I didn't remember the last time I enjoy a crime film, was it a long long time ago in a galaxy far far away? David O. Russell proves that he can take the mantle from Martin Scorsese by delivering us a "funny" crime story. Loosely based on the FBI ABSCAM operation of the late 1970s and early '80s, this one reunites Christian Bale and Amy Adams for The Fighter (2010); Bradley Cooper, Jennifer Lawrence, and Robert De Niro for Silver Linings Playbook (2012).

The story is how an FBI agent, Richie DiMaso (Bradley Cooper) who employ to con artist Irving Rosenfeld (Christian Bale), with his girlfriend and partner-in-crime Sydney Prosser (Amy Adams) to frame some government officials in New Jersey. They all have their own motives. Richie wanted to climb up the rank and be popular. Meanwhile Irving just wanted to escape the FBI by doing the job and Sydney is torn between Richie and Irving.

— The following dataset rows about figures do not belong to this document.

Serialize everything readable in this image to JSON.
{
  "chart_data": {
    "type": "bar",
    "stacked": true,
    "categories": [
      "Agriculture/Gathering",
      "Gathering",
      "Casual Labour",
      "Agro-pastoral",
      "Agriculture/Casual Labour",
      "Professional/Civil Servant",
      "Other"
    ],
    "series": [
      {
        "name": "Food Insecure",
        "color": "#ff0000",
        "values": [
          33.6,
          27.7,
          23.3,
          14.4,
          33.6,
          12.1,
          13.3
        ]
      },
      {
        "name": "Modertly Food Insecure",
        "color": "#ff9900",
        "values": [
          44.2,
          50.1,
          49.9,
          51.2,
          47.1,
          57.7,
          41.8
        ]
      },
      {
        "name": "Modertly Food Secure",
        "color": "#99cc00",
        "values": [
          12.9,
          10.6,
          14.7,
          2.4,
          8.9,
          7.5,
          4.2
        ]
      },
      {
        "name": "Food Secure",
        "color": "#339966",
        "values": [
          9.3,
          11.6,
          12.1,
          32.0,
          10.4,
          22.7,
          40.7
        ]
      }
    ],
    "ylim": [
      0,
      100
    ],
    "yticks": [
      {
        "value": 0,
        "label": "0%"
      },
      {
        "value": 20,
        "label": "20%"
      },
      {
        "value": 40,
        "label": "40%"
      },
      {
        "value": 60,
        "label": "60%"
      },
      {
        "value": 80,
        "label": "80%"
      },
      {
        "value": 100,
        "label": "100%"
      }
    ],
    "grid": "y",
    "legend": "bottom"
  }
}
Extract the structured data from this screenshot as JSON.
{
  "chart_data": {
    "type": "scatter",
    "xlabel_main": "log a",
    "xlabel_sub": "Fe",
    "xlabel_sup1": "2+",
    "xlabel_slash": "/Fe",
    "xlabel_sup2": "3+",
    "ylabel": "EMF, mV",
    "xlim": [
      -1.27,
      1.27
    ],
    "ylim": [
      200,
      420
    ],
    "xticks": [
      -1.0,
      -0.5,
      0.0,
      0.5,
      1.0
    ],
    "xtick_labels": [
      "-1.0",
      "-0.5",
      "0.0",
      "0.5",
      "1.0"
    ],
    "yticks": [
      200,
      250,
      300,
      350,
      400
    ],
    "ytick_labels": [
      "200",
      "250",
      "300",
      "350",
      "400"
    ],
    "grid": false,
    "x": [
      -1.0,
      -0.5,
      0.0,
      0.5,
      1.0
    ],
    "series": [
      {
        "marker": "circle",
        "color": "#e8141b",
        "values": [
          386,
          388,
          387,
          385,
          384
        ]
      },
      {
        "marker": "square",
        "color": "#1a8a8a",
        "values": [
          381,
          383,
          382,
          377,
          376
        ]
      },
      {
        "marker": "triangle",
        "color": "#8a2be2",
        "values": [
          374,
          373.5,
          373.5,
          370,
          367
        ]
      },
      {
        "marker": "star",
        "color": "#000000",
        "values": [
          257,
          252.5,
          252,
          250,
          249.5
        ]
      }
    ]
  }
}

Irving himself has a wife, Rosalyn (Jennifer Lawrence), some sort of trophy wife but with an easygoing and sometimes erratic personality. The rest of the story is a thrill. Somehow I don't get it why the FBI wanted to hire con artists to do their job, don't they got people to do that? I can feel the aura of Goodfellas and some Coen brother's movies here. Blending black comedy and drama, David O. Russell direction is getting better.

As usual in the acting category Christian Bale triumphs. There is no sign of Bruce Wayne at all, he is a fat and nervous Irving Rosenfeld. As for Jennifer Lawrence, she shines here. The rest is okay, I relish upon the fact that Robert De Niro is here, although for some brief moment. Some of her lines made me chuckle. The twist by the end is very smart. It reminded me of Matchstick Men (2002) or Ocean's trilogy with a touch of Scorsese.